By Allison Campbell-Jensen
Lisa Vecoli has a pronoun issue. In talking about the Tretter Collection in Gay, Lesbian, Bisexual and Transgender Studies at the U of M, sometimes she says “We,” and other times, she switches to “They.”
Both are correct, in a sense, because Vecoli, who grew up in the University’s Immigration History Research Center where her father worked for 37 years, has served twice as the Tretter Collection Curator. She also named the Tretter in her will.
Yet, the Tretter represents her third career. “I ended up at the archive by accident, and it was magical. I had no training.” An unexpected benefit, says the one-time community organizer? “I didn’t have any bad habits to unlearn.”
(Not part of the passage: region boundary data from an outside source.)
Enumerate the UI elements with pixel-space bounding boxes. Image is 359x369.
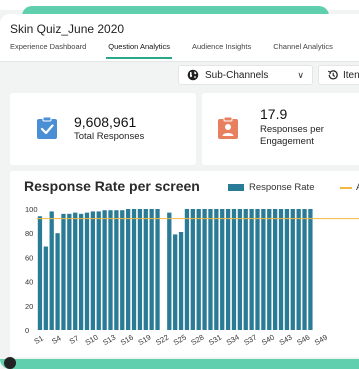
y-tick-label: 20 (25, 302, 33, 311)
x-tick-label: S31 (207, 333, 223, 347)
clipboard-user-icon (218, 117, 238, 139)
x-tick-label: S25 (172, 333, 188, 347)
x-tick-label: S10 (84, 333, 100, 347)
history-icon (327, 70, 338, 80)
chart-bar (243, 209, 248, 330)
chart-bar (225, 209, 231, 330)
chart-bar (237, 209, 242, 330)
chart-bar (55, 233, 60, 330)
items-label: Iten (343, 69, 359, 81)
items-dropdown[interactable]: Iten (318, 65, 359, 85)
responses-per-engagement-value: 17.9 (260, 106, 288, 122)
responses-per-engagement-label: Responses per Engagement (260, 124, 324, 147)
chart-bar (302, 209, 307, 330)
subchannels-dropdown[interactable]: Sub-Channels ∨ (178, 65, 313, 85)
chart-bar (214, 209, 219, 330)
chart-bar (126, 209, 131, 330)
chart-bar (108, 210, 113, 330)
chart-bar (196, 209, 201, 330)
chart-bar (261, 209, 266, 330)
chart-bar (173, 234, 178, 330)
chart-bar (84, 212, 90, 330)
chart-bar (143, 209, 148, 330)
x-tick-label: S1 (32, 334, 44, 346)
x-tick-label: S37 (242, 333, 258, 347)
chart-bar (96, 211, 101, 330)
x-tick-label: S16 (119, 333, 135, 347)
x-tick-label: S22 (154, 333, 170, 347)
chart-bar (102, 210, 107, 330)
chart-bar (137, 209, 143, 330)
chart-bar (155, 209, 160, 330)
chart-bar (296, 209, 301, 330)
tab-audience-insights[interactable]: Audience Insights (192, 42, 251, 59)
tab-experience-dashboard[interactable]: Experience Dashboard (10, 42, 86, 59)
tab-question-analytics[interactable]: Question Analytics (106, 42, 172, 59)
chart-bar (78, 213, 84, 330)
chart-bar (149, 209, 154, 330)
page-title: Skin Quiz_June 2020 (10, 22, 125, 36)
x-tick-label: S40 (260, 333, 276, 347)
chart-bar (290, 209, 295, 330)
x-tick-label: S43 (278, 333, 294, 347)
response-rate-chart: 020406080100S1 S4 S7 S10 S13 S16 S19 S22 S25 S28 S… (25, 205, 359, 347)
x-tick-label: S34 (225, 333, 241, 347)
bottom-accent-bar (0, 357, 359, 369)
chart-bar (190, 209, 195, 330)
x-tick-label: S46 (295, 333, 311, 347)
chart-bar (61, 213, 66, 330)
globe-icon (187, 69, 199, 81)
x-tick-label: S4 (50, 334, 62, 346)
responses-per-engagement-card: 17.9 Responses per Engagement (202, 93, 359, 165)
chart-bar (37, 216, 43, 330)
chart-bar (49, 211, 54, 330)
total-responses-value: 9,608,961 (74, 114, 137, 130)
y-tick-label: 60 (25, 253, 33, 262)
chart-bar (308, 209, 313, 330)
x-tick-label: S49 (313, 333, 329, 347)
x-tick-label: S13 (101, 333, 117, 347)
chart-bar (249, 209, 254, 330)
chart-bar (255, 209, 260, 330)
chart-bar (167, 212, 172, 330)
chart-bar (267, 209, 272, 330)
subchannels-label: Sub-Channels (205, 69, 269, 81)
chart-bar (202, 209, 207, 330)
x-tick-label: S7 (68, 334, 80, 346)
chart-bar (131, 209, 137, 330)
total-responses-label: Total Responses (74, 131, 145, 142)
x-tick-label: S28 (189, 333, 205, 347)
y-tick-label: 100 (25, 205, 38, 214)
y-tick-label: 40 (25, 278, 33, 287)
chart-bar (114, 210, 119, 330)
chart-bar (273, 209, 278, 330)
top-accent-bar (0, 0, 359, 20)
tab-bar: Experience Dashboard Question Analytics … (10, 42, 355, 59)
clipboard-check-icon (37, 117, 57, 139)
chart-bar (73, 212, 78, 330)
chart-bar (120, 210, 125, 330)
chart-bar (178, 231, 184, 330)
chart-bar (208, 209, 213, 330)
header: Skin Quiz_June 2020 Experience Dashboard… (0, 14, 359, 62)
tab-channel-analytics[interactable]: Channel Analytics (273, 42, 333, 59)
y-tick-label: 0 (25, 326, 29, 335)
total-responses-card: 9,608,961 Total Responses (10, 93, 196, 165)
chevron-down-icon: ∨ (297, 69, 304, 80)
chart-bar (90, 211, 95, 330)
chart-bar (43, 246, 48, 330)
chart-bar (67, 213, 72, 330)
app-frame: Skin Quiz_June 2020 Experience Dashboard… (0, 0, 359, 369)
response-rate-chart-card: Response Rate per screen Response Rate A… (10, 171, 359, 357)
filter-bar: Sub-Channels ∨ Iten (178, 65, 359, 85)
chart-bar (220, 209, 225, 330)
chart-bar (184, 209, 190, 330)
x-tick-label: S19 (136, 333, 152, 347)
y-tick-label: 80 (25, 229, 33, 238)
chart-bar (284, 209, 290, 330)
chart-bar (278, 209, 284, 330)
chart-bar (231, 209, 237, 330)
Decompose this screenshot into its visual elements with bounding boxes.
“You’re hungry to get some context for your lifestyle, your history. … The Tretter is the one place that gives them a sense of belonging and continuity.”
—Lisa Vecoli, on the experience of student employees at the Tretter.
In early autumn, the abundant foliage along the Mississippi River glows red and yellow and purple, mirroring the Pride flag hanging beside Vecoli’s front door. Her den is lined with books — she owns more than a thousand pulp paperbacks featuring women loving women, most from the 1950s. They typically end with a woman marrying a man, she notes, yet in their day, these books showing women holding hands on their covers were sold in drugstores and variety stores all over the country. She also owns thousands of contemporary lesbian novels — written by and for lesbians, usually with happy endings.
Vecoli says she was in the right place at the right time when she took the Tretter job the first time in 2012. Although she has no degree in history or library science and no formal training in being an archivist or curator, she brought her passion as an lesbian activist and her understanding of the need to better organize all the amazing materials that Jean-Nickolaus Tretter had collected over the years.
Perhaps the highlight of Vecoli’s two stints at Tretter was her leadership in creating, developing, and managing the Tretter Transgender Oral History Project. Starting in 2015, the project focused on documenting the experiences of transgender and gender-queer people in the Upper Midwest. Vecoli hired Andrea Jenkins, who conducted nearly 200 interviews covering identity, family, love, and experiences. These oral histories are posted online.
In November 2017, Jenkins became the first openly transgender African-American woman elected to public office when she won the Eighth Ward seat on the Minneapolis City Council.
Focusing on students
Even before she worked at Tretter, Vecoli and her wife, Marjean Hoeft, put the archive in their will.
“There are many good causes, but this one was the perfect combination of passion and impact,” says Vecoli. “I knew the amount of money we have to give could make a real tangible difference in an organization the size of the Tretter Collection.”
Students will benefit from her bequest, Vecoli says, and “my donation will really have an impact.” She figures the money will hire a few student employees — and their experiences at Tretter could change their lives.
“You’re hungry to get some context for your lifestyle, your history,” Vecoli says of the student employees who would work for Tretter and then never want to leave. One recent student employee, for example, came back to the collection for a summer as a volunteer.
“The Tretter is the one place that gives them a sense of belonging and continuity,” she adds.
It is that “transformational impact” that the Tretter has on students that Vecoli, after she is gone, wants to support. The Tretter transformed her life, after all.
When, as a board member, she was involved in the Tretter’s acquisition of the Michael McConnell Papers, the archival collection of Michael McConnell and Jack Baker — who in 1970 became the first couple in the United States to apply for a same-sex marriage license — Kris Kiesling, Director of the U’s Archives and Special Collections, said to Vecoli: “You should stay.”
After thinking about it for a weekend, she decided to take the position and began to tackle a rather daunting task of organizing mountains of materials.